Suica and PASMO systems are already cross integrated for auto recharge and commute passes at the transit gate and station kiosk level, we also have the next generation Suica format coming one year from now in early 2021. Reducing support costs for commute pass purchase and renewals by moving them online are a key target for both systems, growing integration of Mobile Suica and Mobile PASMO is a given.

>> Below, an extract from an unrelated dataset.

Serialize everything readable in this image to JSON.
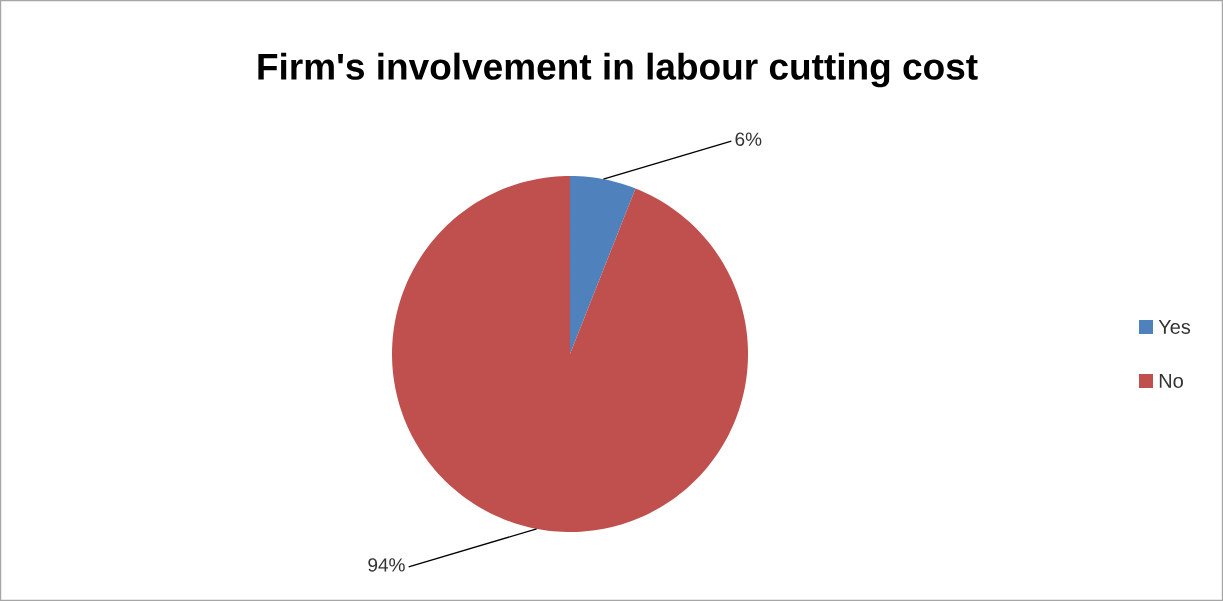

Summary and Update Mobile PASMO is a classic Osaifu Keitai app similar to 2011 era Mobile Suica before Apple Pay and Google Pay integration. That level of integration will require more backend cloud support and qualification but this won’t come easy for PASMO by itself: unlike Suica which is run by JR East, PASMO is an association of large and small private rail operators, only a few of whom have deep pockets and IT resources. The real question is how much JR East Mobile Suica and Mobile PASMO will cooperate to deploy Mobile Suica resources and deep expertise to integrate the many different PASMO players and expand services for all. FeliCa Dude sums it up best in his essential Reddit post: Mobile PASMO – something we shouldn’t need.